В этом отношении Фет был вполне «современен» (в том значении, которое придал этому слову Герцен). Проблемы художественности тогда интересовали не только университетского профессора Давыдова, но и критика и публициста Белинского, уделившего им в статьях начала 1840-х годов немало места. Но и формировавшиеся эстетические взгляды Фета были нетипичными. Как можно было ожидать, гегелевское представление о красоте как форме «конкретного созерцания и представления в себе абсолютного духа как идеала», утверждение, что «эта форма ни на что другое, кроме идеи, и не указывает»127, оказалось для поэта неприемлемо. Ведь в гегелевской философии развитие эстетического чувства становилось одним из средств освобождения человека и создания более справедливого и совершенного общества, основанного на принципах свободы, равенства и братства; Фет же, не желая участвовать в решении этой задачи, не видел её и в качестве цели искусства. С самого начала идея искусства и идея равенства были для него во всех отношениях противоположны. До конца жизни Фет будет утверждать, что не только творческий дар, но и способность видеть красоту и наслаждаться ею — качества врождённые, доступные только избранным. Поэтому его привлекали эстетические теории, менее сухие и высокомерные по отношению к искусству и не навязывавшие художеству каких-либо лишних обременительных задач.

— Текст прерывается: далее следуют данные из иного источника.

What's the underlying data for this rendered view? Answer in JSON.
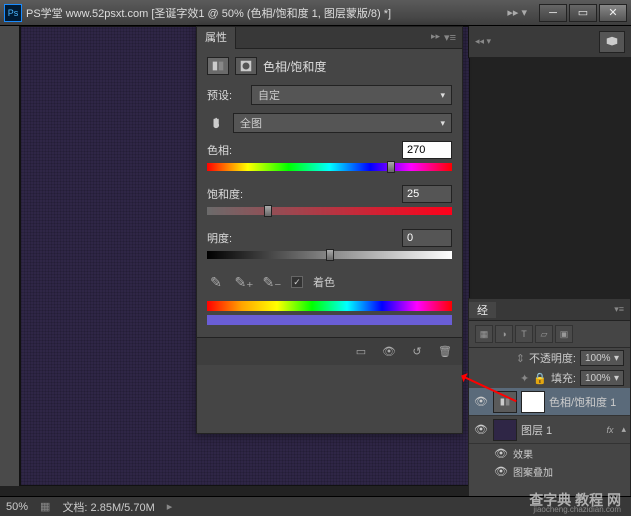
{
  "title_bar": {
    "ps": "Ps",
    "site": "PS学堂  www.52psxt.com",
    "doc": "[圣诞字效1 @ 50% (色相/饱和度 1, 图层蒙版/8) *]"
  },
  "properties": {
    "tab": "属性",
    "title": "色相/饱和度",
    "preset_label": "预设:",
    "preset_value": "自定",
    "range_value": "全图",
    "hue": {
      "label": "色相:",
      "value": "270",
      "pos": 75
    },
    "saturation": {
      "label": "饱和度:",
      "value": "25",
      "pos": 25
    },
    "lightness": {
      "label": "明度:",
      "value": "0",
      "pos": 50
    },
    "colorize": "着色",
    "colorize_checked": "✓"
  },
  "extra_tab": "经",
  "layers": {
    "blend_mode": "",
    "opacity_label": "不透明度:",
    "opacity_value": "100%",
    "lock_label": "锁定:",
    "fill_label": "填充:",
    "fill_value": "100%",
    "layer1_name": "色相/饱和度 1",
    "layer2_name": "图层 1",
    "fx": "fx",
    "effects": "效果",
    "effect_item": "图案叠加"
  },
  "status": {
    "zoom": "50%",
    "doc_info": "文档: 2.85M/5.70M"
  },
  "watermark": {
    "main": "查字典 教程 网",
    "sub": "jiaocheng.chazidian.com"
  }
}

Какие это были теории, можно предполагать по косвенным признакам. В своих воспоминаниях Фет упоминает книгу Иоганна Иоахима Винкельмана, которую дал ему почитать приятель. Идеи Винкельмана вполне могли его привлечь — тот первым в своей «Истории искусства древности» отделил понятие красоты от привлекательности, от чувственности. Сущность красоты, по Винкельману, «в единстве, многообразии и гармонии»128. Греки, считал он, были высшими художниками именно потому, что в своих скульптурах изображали не то, что есть, но совершенство, представленное в конкретных формах. Винкельман включает в понятия красоты идеальные пропорции, гармонию и «выразительность», то есть впечатление, производимое на человека. Высшее искусство соединяет задачи красоты и выразительности; так, в скульптуре Лаокоона демонстрация страдания не отменяет прекрасных пропорций и гармонии, выражающей стойкость человека в момент последней борьбы.
Видимо, большое воздействие на Фета оказали эстетические воззрения Фридриха Вильгельма Йозефа Шеллинга (прочёл ли он работы этого философа или был знаком с ними в пересказах и интерпретациях, не столь важно). Для Шеллинга искусство стояло на вершине всей человеческой деятельности (именно им он заключал свою знаменитую «Систему трансцендентального идеализма»), поскольку философом не ставилась задача преодоления природного в духовном созерцании абсолютной истины. Апофеозом познания был для него синтез природного и созерцательного начал, и именно такого синтеза достигало искусство в своих самых высоких проявлениях. Мыслитель не скупился на выразительные образы: «Искусство есть для философа наивысшее именно потому, что оно открывает его взору святая святых, где как бы пламенеет в вечном и изначальном единении то, что в природе и в истории разделено, что в жизни и в деятельности, так же как в мышлении, вечно должно избегать друг друга»129. В этом смысле его философия консервативна или даже реакционна в сравнении с гегелевской (или, скажем осторожнее, систему Шеллинга труднее интерпретировать в революционном или прогрессистском духе): действительность в ней не подвергается тесту на соответствие идеалу, но содержит этот идеал, поэтому не может быть подвергнута абсолютному отрицанию, даже если эта действительность — николаевская монархия; таким образом, достичь его невозможно вне самой действительности.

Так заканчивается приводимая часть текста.